Executing such a complex process demands meticulous planning, a task the foundation has embraced with unwavering dedication. The intricate choreography involves a fusion of ecological expertise, veterinary science, and security measures. Project manager Marius Fuls, a key conductor in this symphony of conservation, underscores the gravity of the mission. He emphasizes the imperative need for armed convoys, creating a protective shield around the majestic rhinos during their journey. This precaution is not without reason, as the specter of poaching looms large, with South Africa witnessing a staggering 400 rhinos falling victim to this menace in 2021 alone.

In this high-stakes performance, where every note resonates with the pulse of survival, the rhino translocation program stands as a testament to human determination to safeguard the planet’s biodiversity. It is a harmonious collaboration between technology, expertise, and sheer willpower, echoing through the savannas as a beacon of hope for the endangered white rhino population.

Rhino Species in Africa

Africa is home to two rhino species: the white rhino, classified as near threatened, and the black rhino, considered critically endangered. The Peace Parks Foundation is not only focused on white rhino conservation but is also actively working on plans to relocate black rhinos to Zinave National Park. The urgency is evident as black rhino populations have dwindled by over 97% since the 1960s, according to the African Wildlife Foundation.

Wider Conservation Efforts

The species relocation program spearheaded by the Peace Parks Foundation extends beyond rhinos, encompassing a total of 14 different animal species. Zinave National Park in Mozambique, once ravaged by the 1977 civil war that lasted 15 years, has become a sanctuary for diverse wildlife. The foundation’s efforts have successfully relocated 2,400 animals to the park, contributing to the restoration of its ecological balance.

Historical Significance of Zinave National Park

Zinave National Park holds historical significance as the first national park in Mozambique to host “the big five” following the introduction of white rhinos. The park, once teeming with a variety of wildlife, saw a devastating loss during the civil war. Now, with the addition of white rhinos, visitors have the opportunity to witness lions, leopards, elephants, buffalos, and rhinos in their natural habitat, enhancing the park’s appeal as a conservation success story.

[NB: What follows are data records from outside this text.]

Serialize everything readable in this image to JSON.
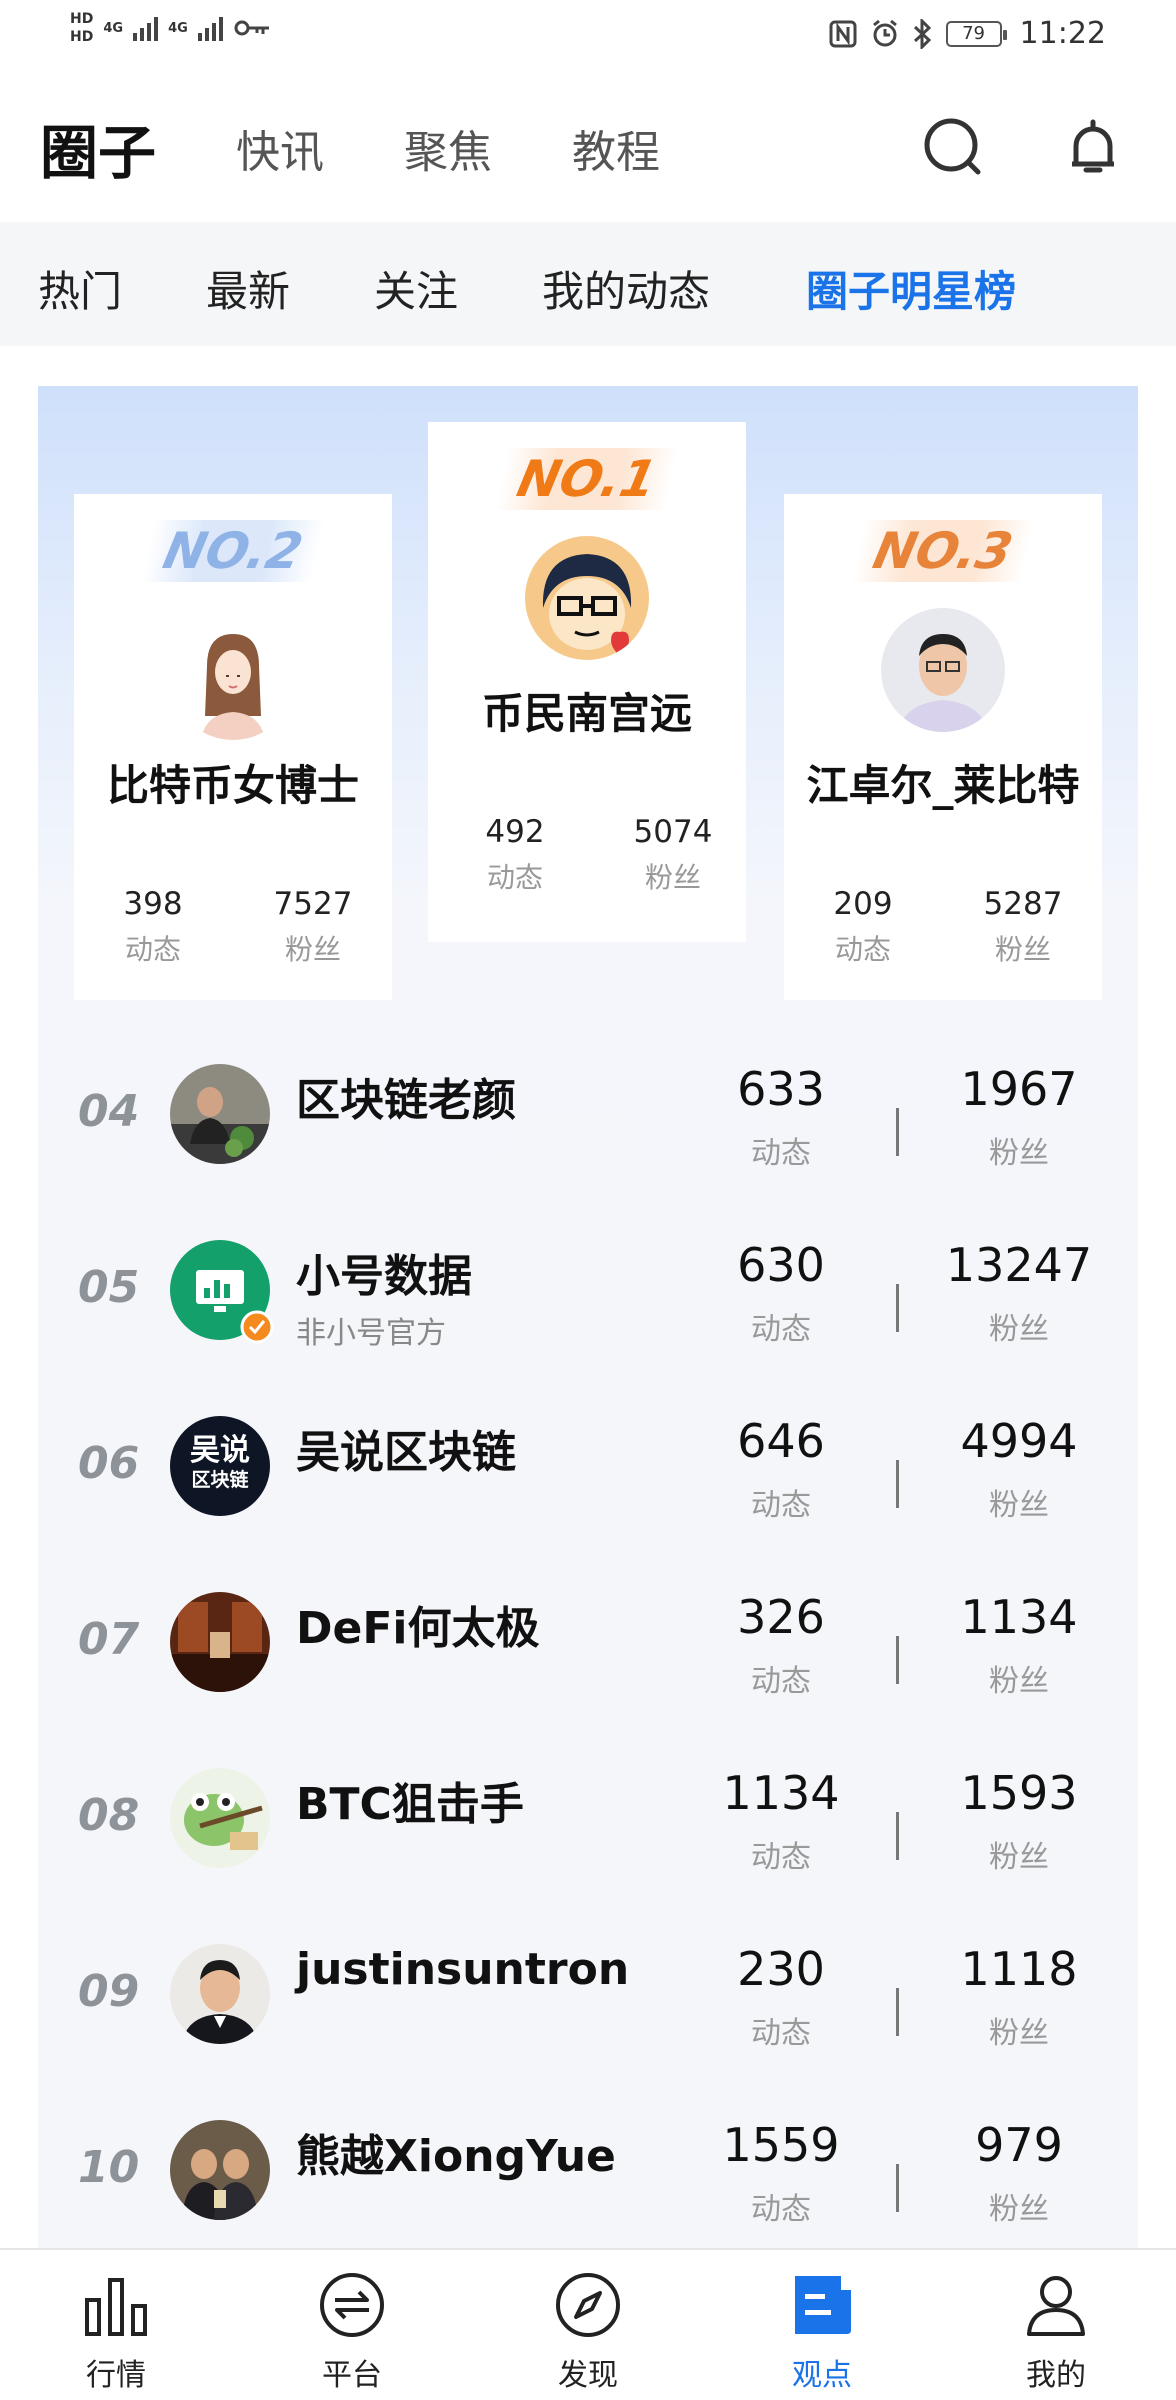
{
  "status_bar": {
    "time": "11:22",
    "battery": "79",
    "hd1": "HD",
    "hd2": "HD",
    "net1": "4G",
    "net2": "4G"
  },
  "top_nav": {
    "brand": "圈子",
    "tabs": [
      "快讯",
      "聚焦",
      "教程"
    ],
    "icons": [
      "search-icon",
      "bell-icon"
    ]
  },
  "sub_tabs": {
    "items": [
      "热门",
      "最新",
      "关注",
      "我的动态",
      "圈子明星榜"
    ],
    "active": "圈子明星榜",
    "accent_color": "#1a73e8"
  },
  "podium": {
    "first": {
      "badge": "NO.1",
      "name": "币民南宫远",
      "posts": "492",
      "fans": "5074",
      "posts_label": "动态",
      "fans_label": "粉丝"
    },
    "second": {
      "badge": "NO.2",
      "name": "比特币女博士",
      "posts": "398",
      "fans": "7527",
      "posts_label": "动态",
      "fans_label": "粉丝"
    },
    "third": {
      "badge": "NO.3",
      "name": "江卓尔_莱比特",
      "posts": "209",
      "fans": "5287",
      "posts_label": "动态",
      "fans_label": "粉丝"
    }
  },
  "ranking": {
    "posts_label": "动态",
    "fans_label": "粉丝",
    "rows": [
      {
        "rank": "04",
        "name": "区块链老颜",
        "sub": "",
        "posts": "633",
        "fans": "1967"
      },
      {
        "rank": "05",
        "name": "小号数据",
        "sub": "非小号官方",
        "posts": "630",
        "fans": "13247"
      },
      {
        "rank": "06",
        "name": "吴说区块链",
        "sub": "",
        "posts": "646",
        "fans": "4994",
        "avatar_text": [
          "吴说",
          "区块链"
        ]
      },
      {
        "rank": "07",
        "name": "DeFi何太极",
        "sub": "",
        "posts": "326",
        "fans": "1134"
      },
      {
        "rank": "08",
        "name": "BTC狙击手",
        "sub": "",
        "posts": "1134",
        "fans": "1593"
      },
      {
        "rank": "09",
        "name": "justinsuntron",
        "sub": "",
        "posts": "230",
        "fans": "1118"
      },
      {
        "rank": "10",
        "name": "熊越XiongYue",
        "sub": "",
        "posts": "1559",
        "fans": "979"
      }
    ]
  },
  "bottom_nav": {
    "items": [
      "行情",
      "平台",
      "发现",
      "观点",
      "我的"
    ],
    "active": "观点"
  }
}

The relocation of white rhinos to Zinave National Park stands as a testament to the collaborative efforts of Peace Parks Foundation and the governments of Mozambique and South Africa. In the face of unprecedented challenges such as poaching and habitat loss, this initiative offers hope for the conservation of not only white rhinos but also other endangered species. As Zinave National Park becomes a thriving ecosystem once again, it symbolizes the resilience of nature and the commitment of conservationists to protect and preserve Africa’s rich biodiversity.